Cottage Journal

Discover This Southern Twist on California Cottage Style

California Cottage Inspiration

Robin Kidd has been renovating and remodeling houses for 30 years, and when a single-owner home from the 1960s came on the market, it was a project she couldn’t pass up.

While most people run from a fixer-upper featuring a front lawn overgrown with nearly knee-deep poison ivy, Robin Kidd was not intimidated. In fact, she was rather excited to find a California cottage gem that simply needed a good shine. “I actually prefer homes, such as this, which is a one-owner house that had never been renovated,” Robin says. And although nothing had been done to the property since it was built in 1961, the house had great bones. “Tall ceilings, a beautiful view out the back, very open rooms that flowed easily, and everything is accessible by windows or doors to the outside,” Robin says. “I really like a house that brings the outside to the inside.”

After four years in the home, the Kidds have created a place for family and entertaining that reflects both their past and present. Growing up, Robin spent nine years living near Santa Barbara, California, which she admits definitely influenced her decorating style. The living room’s Hollywood Regency style is anchored around the curved sofa. “That [sofa] was the start,” Robin says. “I already had it, and I thought the shape of it would be great for this living room.” Combined with a collection of antique furnishings from family, an Art Deco mirrored chest, and an assortment of both modern and Old-World paintings, Robin’s eclectic tastes bring a hint of California cottage style to their Southern abode.

Between the living and dining room is a brick-floor breezeway of a room that the original owners had used as a sunroom. “I thought it was an awkward transition,” Robin says. “I really had to think about why is this room here between your kitchen, entrance hall, and living spaces,” she says. By converting the sunroom into what the Kidds call the “bar room,” it becomes a very practical and highly used space for both living and entertaining. With windows and French doors that open to the terrace, Robin decided to “make it sort of a ‘clubby’ room, which makes for a very natural transition to walk through to the other spaces where you’re going to sit.”

In the dining room, Robin says she was tired of the traditional look and was ready to try something new. “I told my husband, ‘This dining room is looking too much like everybody’s dining room with the English sideboard, table, and chandelier.’ So I told him I knew what I was going to do to make this room pop,” Robin says. That’s when she incorporated the pink patent leather dining chairs and table they had inherited from their Aunt Eleanor Kidd, who was well known in the community for her passion for pink.

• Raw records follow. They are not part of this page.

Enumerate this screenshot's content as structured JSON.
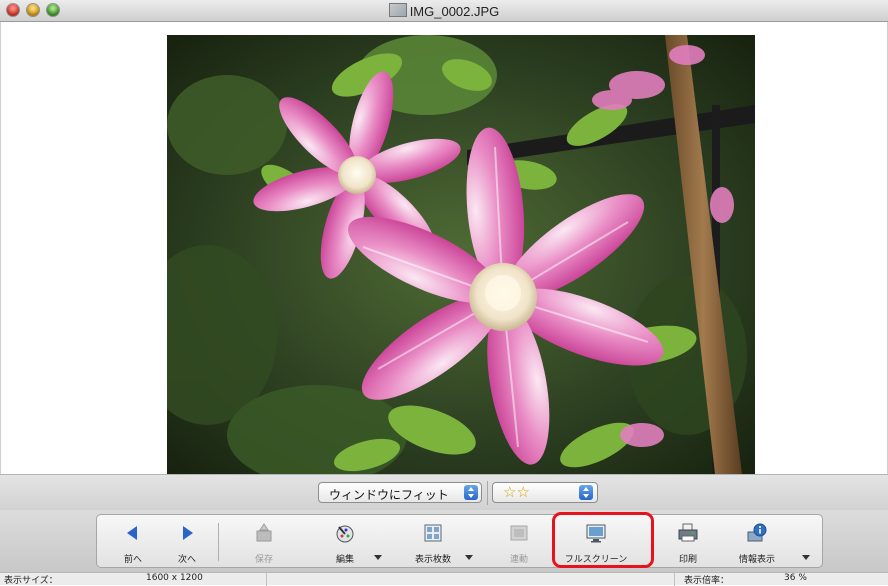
{
  "window": {
    "title": "IMG_0002.JPG",
    "title_icon": "image-file-icon"
  },
  "viewer": {
    "photo_icon": "clematis-flower-photo"
  },
  "fitbar": {
    "fit_mode": "ウィンドウにフィット",
    "rating": "☆☆"
  },
  "toolbar": {
    "prev": "前へ",
    "next": "次へ",
    "save": "保存",
    "edit": "編集",
    "display_count": "表示枚数",
    "sync": "連動",
    "fullscreen": "フルスクリーン",
    "print": "印刷",
    "info": "情報表示"
  },
  "status": {
    "size_label": "表示サイズ：",
    "size_value": "1600 x 1200",
    "zoom_label": "表示倍率：",
    "zoom_value": "36 %"
  },
  "colors": {
    "highlight": "#e8121d",
    "nav_arrow": "#2a64c8",
    "rating_star": "#d4a400"
  }
}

“I told my husband we were bringing those pink chairs in. They’re too special,” Robin says. On a mission to bring a fresh new energy into such a classic space, she also added a metallic wallpaper and bold prints. “I just wanted it to look like a fun room, a room where you wouldn’t fall asleep at the dining room table,” Robin says. “We now eat there every night because we realized we really enjoy sitting at that table.”

With a home full of unique antiques and treasured family heirlooms, it can be easy to follow a traditional design scheme and use or style things the way they’ve always been done. But Robin is an advocate for keeping those special pieces and using them in a way that feels more modern and personal. “Sometimes I think you can be more creative when you can’t go out and buy a whole new room,” Robin says. “I think that you have a lot more than you think you do, and that’s where it evolves. Now I just get accessories that I feel will enhance what we already have, make it more current, and reflect who we are.”